(trimmed off the batman/bpf Ccs)
FWIW here's a nicer reproducer that more clearly shows what's really
going on:
#define _GNU_SOURCE
#include <sys/mman.h>
#include <linux/perf_event.h>
#include <linux/hw_breakpoint.h>
#include <fcntl.h>
#include <stdio.h>
#include <stdint.h>
#include <string.h>
#include <syscall.h>
#include <unistd.h>
// for compat with older perf headers
#define uprobe_path config1
int main(int argc, char *argv[])
{
// Find out what type id we need for uprobes
int perf_type_pmu_uprobe;
{
FILE *fp =
fopen("/sys/bus/event_source/devices/uprobe/type", "r");
fscanf(fp, "%d", &perf_type_pmu_uprobe);
fclose(fp);
}
const char *filename = "./bus";
int fd = open(filename, O_RDWR|O_CREAT, 0600);
write(fd, "x", 1);
void *addr = mmap(NULL, 4096,
PROT_READ | PROT_WRITE | PROT_EXEC,
MAP_PRIVATE | MAP_ANONYMOUS, -1, 0);
// Register a perf uprobe on "./bus"
struct perf_event_attr attr = {};
attr.type = perf_type_pmu_uprobe;
attr.uprobe_path = (unsigned long) filename;
syscall(__NR_perf_event_open, &attr, 0, 0, -1, 0);
void *addr2 = mmap(NULL, 2 * 4096,
PROT_NONE,
MAP_PRIVATE, fd, 0);
void *addr3 = mremap((void *) addr2, 4096, 2 * 4096,
MREMAP_MAYMOVE);
mremap(addr3, 4096, 4096, MREMAP_MAYMOVE | MREMAP_FIXED, (void
*) addr2);
return 0;
}
this instantly reproduces this output on current mainline for me:
BUG: Bad rss-counter state mm:(____ptrval____) type:MM_ANONPAGES val:1
AFAICT the worst thing about this bug is that it shows up on anything
that parses logs for "BUG"; it doesn't seem to have any ill effects
other than messing up the rss counters. Although maybe it points to some
underlying problem in uprobes/mm interaction.

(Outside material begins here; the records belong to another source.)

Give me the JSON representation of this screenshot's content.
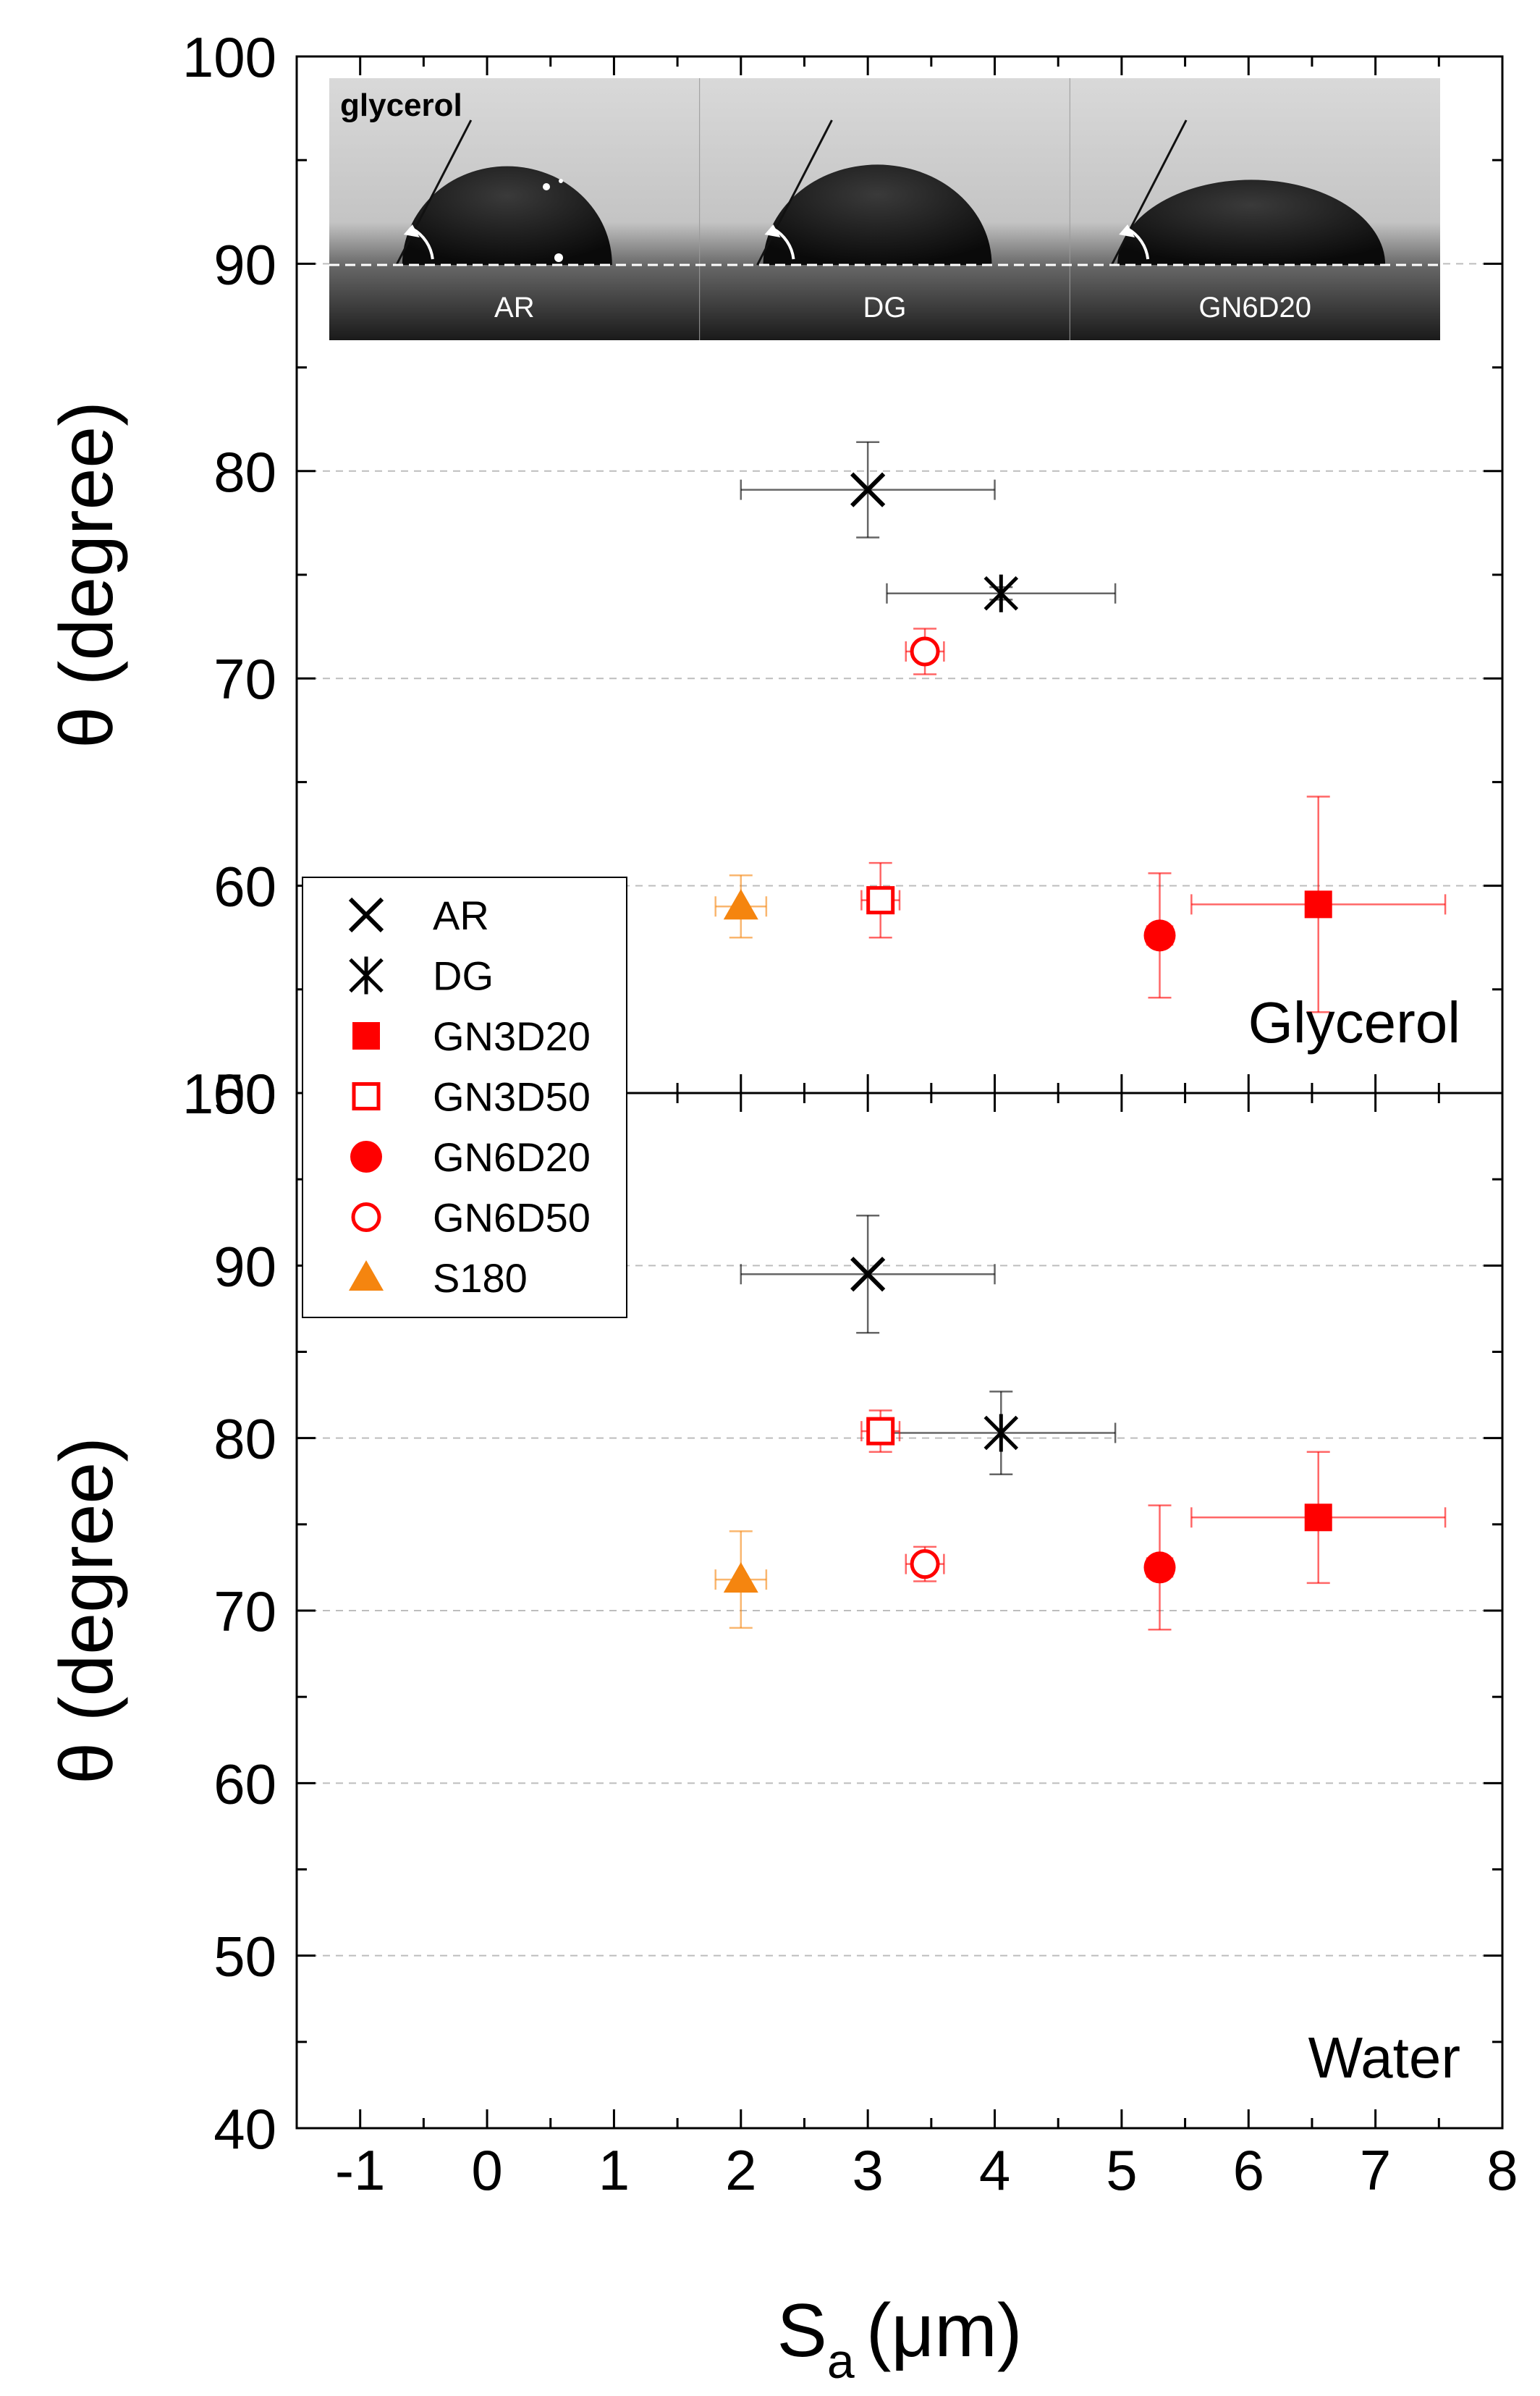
{
  "chart_data": [
    {
      "type": "scatter",
      "panel": "top",
      "panel_label": "Glycerol",
      "ylabel": "θ (degree)",
      "ylim": [
        50,
        100
      ],
      "yticks": [
        "50",
        "60",
        "70",
        "80",
        "90",
        "100"
      ],
      "xlim": [
        -1.5,
        8
      ],
      "grid": "horizontal dashed",
      "legend_position": "left",
      "series": [
        {
          "name": "AR",
          "color": "#000000",
          "marker": "x",
          "points": [
            {
              "x": 3.0,
              "y": 79.1,
              "xerr": 1.0,
              "yerr": 2.3
            }
          ]
        },
        {
          "name": "DG",
          "color": "#000000",
          "marker": "asterisk",
          "points": [
            {
              "x": 4.05,
              "y": 74.1,
              "xerr": 0.9,
              "yerr": 0.3
            }
          ]
        },
        {
          "name": "GN3D20",
          "color": "#ff0000",
          "marker": "square-filled",
          "points": [
            {
              "x": 6.55,
              "y": 59.1,
              "xerr": 1.0,
              "yerr": 5.2
            }
          ]
        },
        {
          "name": "GN3D50",
          "color": "#ff0000",
          "marker": "square-open",
          "points": [
            {
              "x": 3.1,
              "y": 59.3,
              "xerr": 0.15,
              "yerr": 1.8
            }
          ]
        },
        {
          "name": "GN6D20",
          "color": "#ff0000",
          "marker": "circle-filled",
          "points": [
            {
              "x": 5.3,
              "y": 57.6,
              "xerr": 0.1,
              "yerr": 3.0
            }
          ]
        },
        {
          "name": "GN6D50",
          "color": "#ff0000",
          "marker": "circle-open",
          "points": [
            {
              "x": 3.45,
              "y": 71.3,
              "xerr": 0.15,
              "yerr": 1.1
            }
          ]
        },
        {
          "name": "S180",
          "color": "#f5850f",
          "marker": "triangle-filled",
          "points": [
            {
              "x": 2.0,
              "y": 59.0,
              "xerr": 0.2,
              "yerr": 1.5
            }
          ]
        }
      ],
      "inset": {
        "title": "glycerol",
        "labels": [
          "AR",
          "DG",
          "GN6D20"
        ]
      }
    },
    {
      "type": "scatter",
      "panel": "bottom",
      "panel_label": "Water",
      "ylabel": "θ (degree)",
      "xlabel": "S",
      "xlabel_subscript": "a",
      "xlabel_unit": "(μm)",
      "ylim": [
        40,
        100
      ],
      "yticks": [
        "40",
        "50",
        "60",
        "70",
        "80",
        "90",
        "100"
      ],
      "xlim": [
        -1.5,
        8
      ],
      "xticks": [
        "-1",
        "0",
        "1",
        "2",
        "3",
        "4",
        "5",
        "6",
        "7",
        "8"
      ],
      "grid": "horizontal dashed",
      "series": [
        {
          "name": "AR",
          "color": "#000000",
          "marker": "x",
          "points": [
            {
              "x": 3.0,
              "y": 89.5,
              "xerr": 1.0,
              "yerr": 3.4
            }
          ]
        },
        {
          "name": "DG",
          "color": "#000000",
          "marker": "asterisk",
          "points": [
            {
              "x": 4.05,
              "y": 80.3,
              "xerr": 0.9,
              "yerr": 2.4
            }
          ]
        },
        {
          "name": "GN3D20",
          "color": "#ff0000",
          "marker": "square-filled",
          "points": [
            {
              "x": 6.55,
              "y": 75.4,
              "xerr": 1.0,
              "yerr": 3.8
            }
          ]
        },
        {
          "name": "GN3D50",
          "color": "#ff0000",
          "marker": "square-open",
          "points": [
            {
              "x": 3.1,
              "y": 80.4,
              "xerr": 0.15,
              "yerr": 1.2
            }
          ]
        },
        {
          "name": "GN6D20",
          "color": "#ff0000",
          "marker": "circle-filled",
          "points": [
            {
              "x": 5.3,
              "y": 72.5,
              "xerr": 0.1,
              "yerr": 3.6
            }
          ]
        },
        {
          "name": "GN6D50",
          "color": "#ff0000",
          "marker": "circle-open",
          "points": [
            {
              "x": 3.45,
              "y": 72.7,
              "xerr": 0.15,
              "yerr": 1.0
            }
          ]
        },
        {
          "name": "S180",
          "color": "#f5850f",
          "marker": "triangle-filled",
          "points": [
            {
              "x": 2.0,
              "y": 71.8,
              "xerr": 0.2,
              "yerr": 2.8
            }
          ]
        }
      ]
    }
  ]
}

If I enable the "rss_stat" tracepoint and set ftrace_dump_on_oops=1, I
see a trace roughly like this:
perf_event_open()
mmap(2 * 4096):
- uprobe_mmap()
- install_breakpoint()
- __replace_page()
- rss_stat: mm_id=0 curr=1 member=1 size=53248B
mremap(4096 => 2 * 4096):
- install_breakpoint()
- __replace_page()
- rss_stat: mm_id=0 curr=1 member=1 size=57344B
- unmap_page_range()
- rss_stat: mm_id=0 curr=1 member=1 size=53248B
mremap(4096 => 4096):
- move_vma()
- copy_vma()
- vma_merge()
- install_breakpoint()
- __replace_page()
- rss_stat: mm_id=0 curr=1 member=1 size=57344B
- do_munmap()
- install_breakpoint():
- __replace_page()
- rss_stat: mm_id=0 curr=1 member=1 size=61440B
- unmap_page_range():
- rss_stat: mm_id=0 curr=1 member=1 size=57344B
exit()
- exit_mmap()
- unmap_page_range():
- rss_stat: mm_id=0 curr=0 member=1 size=45056B
- unmap_page_range():
- rss_stat: mm_id=0 curr=0 member=1 size=32768B
- unmap_page_range():
- rss_stat: mm_id=0 curr=0 member=1 size=20480B
- unmap_page_range():
- rss_stat: mm_id=0 curr=0 member=1 size=16384B
- unmap_page_range():
- rss_stat: mm_id=0 curr=0 member=1 size=4096B
What strikes me here is that at the end of the first mremap(), we have
size 53248B (13 pages), but at the end of the second mremap(), we have
size 57344B (14 pages), even though the second mremap() is only moving 1
page. So the second mremap() is bumping it up twice, but then only
bumping down once.
Vegard